Thanks to Miramax — Harvey and Bob Weinstein’s first independent film company — writer and director Kevin Smith got his big break in the industry. In the early 90s, Miramax bought the rights to Smith’s low-budget comedy, “Clerks,” that went on to be a cult hit.
But amid the allegations of sexual harassment and assault against Weinstein, Smith has announced that he will donate all future residuals from his movies backed by Weinstein to Women in Film, a nonprofit that supports female filmmakers.
“My entire career is tied up with the man,” Smith said on the Hollywood Babble-On podcast. “I just wanted to make some f—ing movies, that’s it. And no f—ing movie is worth all this. Like, my entire career, f— it, take it. It’s wrapped up in something really f—ing horrible.”
Smith said that he was not aware of Weinstein’s behaviour. “I know it’s not my fault, but I didn’t f—ing help. Because I sat out there talking about this man like he was a hero, like he was my friend. I didn’t know the man that they keep talking about in the press.

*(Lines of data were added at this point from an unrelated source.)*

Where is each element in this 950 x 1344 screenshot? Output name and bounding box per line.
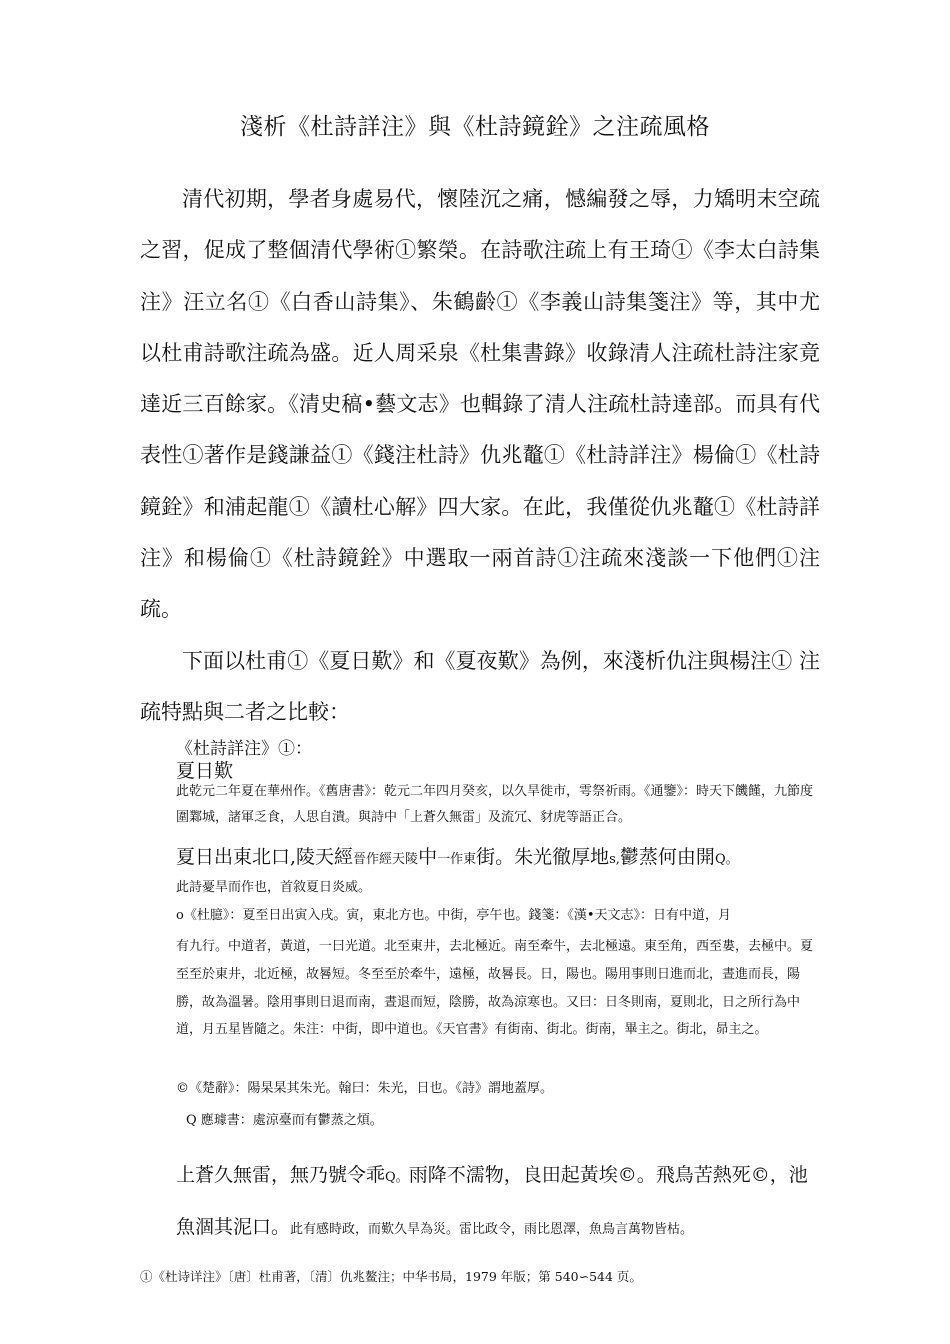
commentary-inline: 此有感時政，而歎久旱為災。雷比政令，雨比恩澤，魚鳥言萬物皆枯。 <box>290 1222 694 1237</box>
poem-line-3 <box>176 1212 816 1239</box>
poem-text: 街。朱光徹厚地 <box>476 846 610 868</box>
body-text <box>140 174 820 738</box>
commentary-4: Q 應璩書：處涼臺而有鬱蒸之煩。 <box>186 1113 383 1128</box>
poem-text: 魚涸其泥口。 <box>176 1216 291 1238</box>
document-title: 淺析《杜詩詳注》與《杜詩鏡銓》之注疏風格 <box>240 114 710 140</box>
note-marker: Q。 <box>385 1170 409 1185</box>
poem-text: 雨降不濡物，良田起黃埃©。飛鳥苦熱死©，池 <box>408 1164 808 1186</box>
commentary-1: 此詩憂旱而作也，首敘夏日炎威。 <box>176 880 372 895</box>
commentary-2-first-line: o《杜臆》：夏至日出寅入戌。寅，東北方也。中街，亭午也。錢箋：《漢•天文志》：日有中道，月 <box>176 908 731 923</box>
variant-note: 晉作經天陵 <box>353 852 419 867</box>
poem-text: 鬱蒸何由開 <box>619 846 715 868</box>
poem-title: 夏日歎 <box>176 760 234 782</box>
poem-text: 中 <box>418 846 438 868</box>
commentary-3: ©《楚辭》：陽杲杲其朱光。翰曰：朱光，日也。《詩》謂地蓋厚。 <box>176 1081 554 1096</box>
section-source: 《杜詩詳注》①： <box>176 739 312 759</box>
poem-text: 上蒼久無雷，無乃號令乖 <box>176 1164 386 1186</box>
variant-note: 一作東 <box>437 852 477 867</box>
paragraph-comparison: 下面以杜甫①《夏日歎》和《夏夜歎》為例，來淺析仇注與楊注① 注疏特點與二者之比較： <box>140 648 820 724</box>
poem-text: 夏日出東北口,陵天經 <box>176 846 354 868</box>
footnote: ①《杜诗详注》〔唐〕杜甫著，〔清〕仇兆鳌注；中华书局，1979 年版；第 540∽544 页。 <box>140 1269 642 1284</box>
commentary-2-body: 有九行。中道者，黃道，一曰光道。北至東井，去北極近。南至牽牛，去北極遠。東至角，西至婁，去極中。夏至至於東井，北近極，故晷短。冬至至於牽牛，遠極，故晷長。日，陽也。陽用事則日進而北，晝進而長，陽勝，故為溫暑。陰用事則日退而南，晝退而短，陰勝，故為涼寒也。又曰：日冬則南，夏則北，日之所行為中道，月五星皆隨之。朱注：中街，即中道也。《天官書》有街南、街北。街南，畢主之。街北，昴主之。 <box>176 939 814 1038</box>
poem-intro-note: 此乾元二年夏在華州作。《舊唐書》：乾元二年四月癸亥，以久旱徙市，雩祭祈雨。《通鑒》：時天下饑饉，九節度圍鄴城，諸軍乏食，人思自潰。與詩中「上蒼久無雷」及流冗、豺虎等語正合。 <box>176 784 814 825</box>
poem-line-2 <box>176 1160 816 1187</box>
poem-line-1 <box>176 842 816 869</box>
note-marker: s, <box>609 852 620 867</box>
paragraph-intro: 清代初期，學者身處易代，懷陸沉之痛，憾編發之辱，力矯明末空疏之習，促成了整個清代學術①繁榮。在詩歌注疏上有王琦①《李太白詩集注》汪立名①《白香山詩集》、朱鶴齡①《李義山詩集箋注》等，其中尤以杜甫詩歌注疏為盛。近人周采泉《杜集書錄》收錄清人注疏杜詩注家竟達近三百餘家。《清史稿•藝文志》也輯錄了清人注疏杜詩達部。而具有代表性①著作是錢謙益①《錢注杜詩》仇兆鼇①《杜詩詳注》楊倫①《杜詩鏡銓》和浦起龍①《讀杜心解》四大家。在此，我僅從仇兆鼇①《杜詩詳注》和楊倫①《杜詩鏡銓》中選取一兩首詩①注疏來淺談一下他們①注疏。 <box>140 187 820 622</box>
note-marker: Q。 <box>714 852 739 867</box>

Clearly he exists, but that man never showed himself to me.”
When the allegations first broke out in The New York Times, Smith wrote on Twitter that he felt “ashamed” that he was profiting from Weinstein while others were suffering.
More than half of Smith’s movies were produced by Weinstein, including “Clerks,” “Clerks II,” “Chasing Amy,” “Jersey Girl,” and “Zack and Miri Make a Porno.”
Smith also said that if The Weinstein Company goes under, he will donate $US2,000 to Women in Film every month for the rest of his life.